MESOPOTAMIA NEWS : DIE REICHEN KÄMPFEN HART & MILITAnT / SIE HABEN ETWAS ZU VERLIEREN  / „GELBWESTEN NICHT – SIE SIND ARM UND HABEN KEIN RECHT AUF WIDERSTAND

 Von Christoph Hein, SIngapur   -Aktualisiert am 16.08.2019-15:37  FAZ

“Die amerikanische Heritage Foundation hat Hongkong mehrfach zur „freiesten Wirtschaft der Welt“ ernannt. Was sich gut anhört, trägt Züge von Wildwest. Denn so, wie sie in Hongkong gelebt wird, kommt diese Freiheit mit enormen Risiken für die Mehrheit der gut 7 Millionen Menschen – das soziale Gefälle ist enorm. Im Mai vergangenen Jahres hielten die 21 reichsten Hongkonger 1,83 Billionen Hongkong Dollar (206,3 Milliarden Euro) – in etwa so viel, wie die gesamten Reserven des Verwaltungsgebietes. Sie profitieren von einer Gewinnsteuer von nur 16,5 Prozent – noch geringer als diejenige Singapurs und wesentlich niedriger als die des Durchschnitts der G-20-Länder (28 Prozent).

Die Spekulationen, die den Immobilienmarkt unter Druck halten, werden von wenigen Superreichen und der Stadtverwaltung getrieben.
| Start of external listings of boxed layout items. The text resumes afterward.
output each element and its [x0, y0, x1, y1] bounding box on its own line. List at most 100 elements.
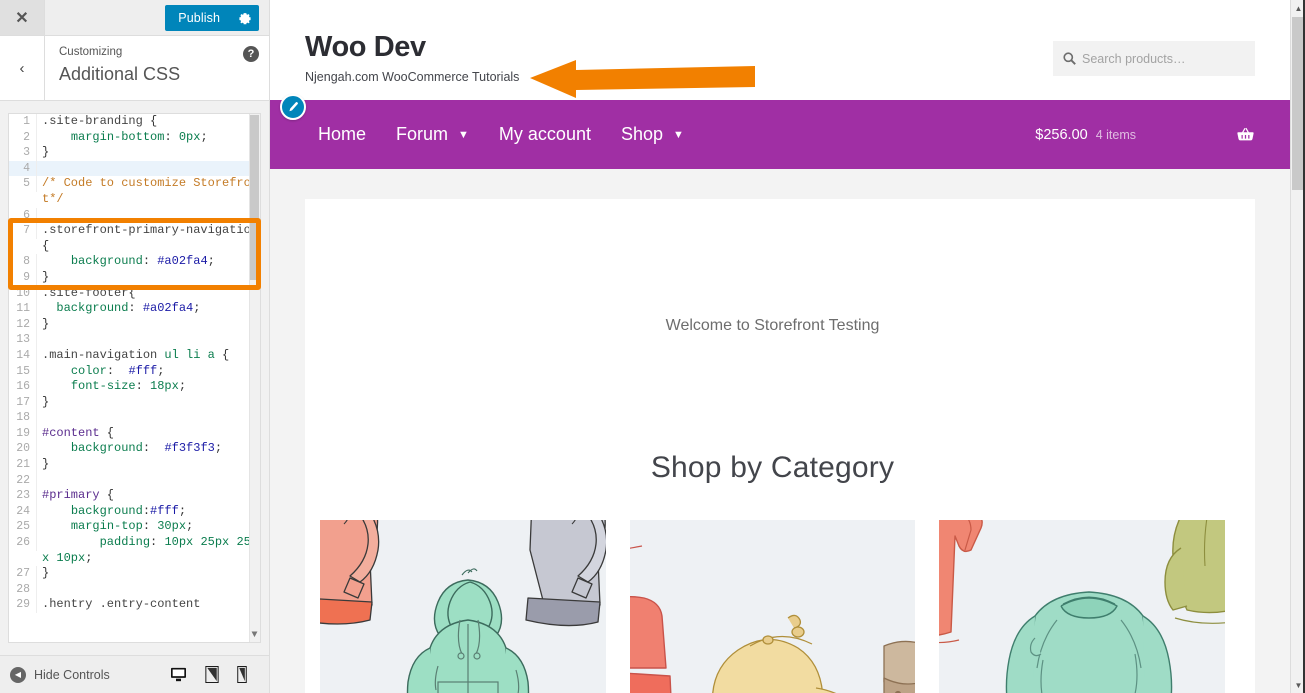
code-line[interactable]: 2 margin-bottom: 0px;	[9, 129, 260, 146]
code-line[interactable]: 8 background: #a02fa4;	[9, 254, 260, 270]
category-card-accessories[interactable]	[629, 520, 916, 693]
code-text[interactable]	[37, 582, 260, 598]
hide-controls-label: Hide Controls	[34, 667, 110, 682]
nav-item-shop[interactable]: Shop ▼	[621, 124, 714, 145]
search-products-field[interactable]: Search products…	[1053, 41, 1255, 76]
scroll-down-caret-icon[interactable]: ▼	[249, 628, 260, 642]
code-text[interactable]: margin-bottom: 0px;	[37, 130, 260, 146]
chevron-down-icon[interactable]: ▼	[458, 129, 469, 141]
code-text[interactable]: background:#fff;	[37, 504, 260, 520]
code-text[interactable]: .storefront-primary-navigation {	[37, 223, 260, 254]
code-line[interactable]: 1 .site-branding {	[9, 114, 260, 130]
close-icon[interactable]: ✕	[0, 0, 45, 35]
code-line[interactable]: 14 .main-navigation ul li a {	[9, 347, 260, 364]
hide-controls-button[interactable]: ◀ Hide Controls	[10, 666, 110, 683]
code-token: background	[42, 441, 143, 456]
cart-summary[interactable]: $256.00 4 items	[1035, 126, 1255, 144]
category-card-hoodies[interactable]	[320, 520, 606, 693]
code-line[interactable]: 11 background: #a02fa4;	[9, 301, 260, 317]
code-text[interactable]: padding: 10px 25px 25px 10px;	[37, 535, 260, 566]
code-line[interactable]: 22	[9, 472, 260, 489]
code-text[interactable]: background: #f3f3f3;	[37, 441, 260, 457]
code-text[interactable]: }	[37, 457, 260, 473]
code-token: 0px	[178, 129, 201, 144]
code-text[interactable]: .site-footer{	[37, 286, 260, 302]
code-token: ;	[186, 519, 194, 534]
code-text[interactable]	[37, 160, 260, 177]
code-line[interactable]: 23 #primary {	[9, 488, 260, 504]
code-line[interactable]: 7 .storefront-primary-navigation {	[9, 223, 260, 254]
nav-item-forum[interactable]: Forum ▼	[396, 124, 499, 145]
code-line[interactable]: 27}	[9, 566, 260, 582]
code-token: #fff	[128, 363, 158, 378]
code-text[interactable]: #primary {	[37, 488, 260, 504]
code-text[interactable]: }	[37, 270, 260, 286]
code-text[interactable]	[37, 332, 260, 348]
code-text[interactable]	[37, 473, 260, 489]
pencil-edit-icon[interactable]	[280, 94, 306, 120]
code-line[interactable]: 6	[9, 207, 260, 224]
line-number: 18	[9, 410, 37, 426]
code-lines-container[interactable]: 1 .site-branding {2 margin-bottom: 0px; 3}…	[9, 114, 260, 613]
desktop-preview-icon[interactable]	[170, 666, 187, 683]
basket-icon[interactable]	[1236, 126, 1255, 144]
code-line[interactable]: 5 /* Code to customize Storefront*/	[9, 176, 260, 207]
nav-item-my-account[interactable]: My account	[499, 124, 621, 145]
code-token: background	[42, 301, 129, 316]
code-line[interactable]: 19 #content {	[9, 425, 260, 442]
chevron-down-icon[interactable]: ▼	[673, 129, 684, 141]
code-text[interactable]	[37, 410, 260, 426]
code-line[interactable]: 9}	[9, 269, 260, 286]
css-code-editor[interactable]: 1 .site-branding {2 margin-bottom: 0px; 3}…	[8, 113, 261, 643]
code-text[interactable]: }	[37, 145, 260, 161]
code-text[interactable]: #content {	[37, 426, 260, 442]
code-text[interactable]: .hentry .entry-content	[37, 597, 260, 613]
code-text[interactable]: color: #fff;	[37, 364, 260, 380]
code-line[interactable]: 10 .site-footer{	[9, 285, 260, 302]
gear-icon[interactable]	[231, 5, 259, 31]
code-token: ;	[178, 503, 187, 518]
code-line[interactable]: 12}	[9, 316, 260, 333]
code-line[interactable]: 24 background:#fff;	[9, 503, 260, 520]
code-line[interactable]: 3}	[9, 145, 260, 161]
code-line[interactable]: 28	[9, 581, 260, 598]
search-icon	[1063, 52, 1076, 65]
code-token: ;	[200, 129, 208, 144]
back-chevron-icon[interactable]: ‹	[0, 36, 45, 100]
editor-scrollbar[interactable]: ▲ ▼	[249, 114, 260, 642]
code-text[interactable]: background: #a02fa4;	[37, 254, 260, 270]
code-text[interactable]: margin-top: 30px;	[37, 519, 260, 535]
code-text[interactable]: }	[37, 317, 260, 333]
tablet-preview-icon[interactable]	[205, 666, 219, 683]
code-line[interactable]: 4	[9, 160, 260, 177]
editor-scroll-thumb[interactable]	[250, 115, 259, 280]
code-line[interactable]: 29 .hentry .entry-content	[9, 597, 260, 613]
code-text[interactable]: /* Code to customize Storefront*/	[37, 176, 260, 207]
code-line[interactable]: 13	[9, 332, 260, 348]
panel-titles: Customizing Additional CSS ?	[45, 36, 269, 100]
code-text[interactable]: }	[37, 395, 260, 411]
code-text[interactable]: .site-branding {	[37, 114, 260, 130]
code-line[interactable]: 21}	[9, 457, 260, 473]
code-line[interactable]: 15 color: #fff;	[9, 363, 260, 380]
code-line[interactable]: 20 background: #f3f3f3;	[9, 441, 260, 458]
code-line[interactable]: 25 margin-top: 30px;	[9, 519, 260, 536]
code-text[interactable]: font-size: 18px;	[37, 379, 260, 395]
code-line[interactable]: 17}	[9, 394, 260, 411]
code-token: {	[42, 238, 50, 253]
code-text[interactable]: }	[37, 566, 260, 582]
code-token: }	[42, 457, 50, 472]
code-line[interactable]: 26 padding: 10px 25px 25px 10px;	[9, 535, 260, 566]
category-card-tshirts[interactable]	[939, 520, 1226, 693]
code-text[interactable]: .main-navigation ul li a {	[37, 348, 260, 364]
code-line[interactable]: 16 font-size: 18px;	[9, 379, 260, 395]
mobile-preview-icon[interactable]	[237, 666, 247, 683]
code-token: font-size	[42, 379, 136, 394]
code-text[interactable]	[37, 208, 260, 224]
nav-item-home[interactable]: Home	[305, 124, 396, 145]
welcome-message: Welcome to Storefront Testing	[665, 317, 880, 334]
code-line[interactable]: 18	[9, 410, 260, 426]
code-text[interactable]: background: #a02fa4;	[37, 301, 260, 317]
publish-button[interactable]: Publish	[165, 5, 231, 31]
help-icon[interactable]: ?	[243, 46, 259, 62]
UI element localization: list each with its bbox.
Insofern betrachten viele aus der Mittelschicht die Tycoons und die Verwaltung als zwei Seiten einer Medaille, die dazu noch in den Händen der kommunistischen Diktatur in Peking liegt.

In dieses Bild passt, dass die Superreichen zeitgleich mit der Stadtverwaltung vor dem wirtschaftlichen Abstieg warnen. Der Gleichklang bestätigt viele Demonstranten in dem Eindruck, einer von Peking gelenkten Front aus Partei und Geld entgegenzustehen. „In Singapur gibt es wenigstens eine Art Wahl und eine Regierung, die Probleme mildert“, sagt Jack. Die engen Verbindungen der Wirtschaftsführer nach Peking kennt in Hongkong jeder Schüler. Oft wird darüber gelächelt, dass sie die kommunistische Regierung beraten und dafür Zugangsrechte zum riesigen Markt in Festlandchina erhielten.

Xie nimmt kein Blatt vor den Mund: „Sie sind das Problem. Sie müssen normale Geschäftsleute werden, ohne den politischen Einfluss und ohne die ganze Stadt zu steuern.“ Wenig spricht dafür, dass dies Wirklichkeit würde. Rund 60 Prozent der für China so wichtigen Auslandsinvestitionen laufen über Hongkong. Im Umkehrschluss nutzt Peking die Finanzdrehscheibe, um von hier aus seine Investitionen zu tätigen. Während die über die Stadt geleiteten Investitionen innerhalb von fünf Jahren um fast 90 Prozent zulegten, stiegen die aus Festlandchina „nur“ um 28 Prozent.

Festlandchinesische Firmen stehen für ein Volumen von rund 9 Milliarden der insgesamt 11 Milliarden Dollar, die die Börse in Hongkong in diesem Jahr über Börsengänge erzielte. Hinter vorgehaltener Hand haben mehrere Unternehmen nun schon erklärt, sie würden geplante Börsengänge aufhalten. Auch beim Handelshaus Alibaba herrscht seit Wochen Schweigen zu seinem Mega-Börsengang über 20 Milliarden Dollar in Hongkong.

Allerdings könnte auch dies schon durch die Handelsauseinandersetzungen getrieben sein und nun politisch gegen die Proteste gemünzt werden. Chinas Direktinvestitionen in Hongkong stehen bei gut 600 Milliarden Dollar – gut 70 Prozent der gesamten Wirtschaftsleistung der Stadt.

Bislang beschränken sich die Kommunisten auf unverhohlene Drohungen gegen die Rebellen und kosmetische Korrekturen ihres eigenen Kurses: Um erste Schäden aus den Auseinandersetzungen und derjenigen, die durch den Handelsstreit zwischen China und Amerika entstehen, zu mildern, hat die Verwaltung der Stadt 19,1 Milliarden Hongkong Dollar versprochen.

Zuvor hatte Finanzverwalter Paul Chan die Wachstumserwartung Hongkongs für dieses Jahr von 2 bis 3 Prozent auf 0 bis 1 Prozent zusammengestrichen. Im zweiten Quartal lag die Wachstumsrate nur bei 0,5 Prozent im Jahresvergleich – der niedrigste Wert seit der internationalen Finanzkrise 2008.”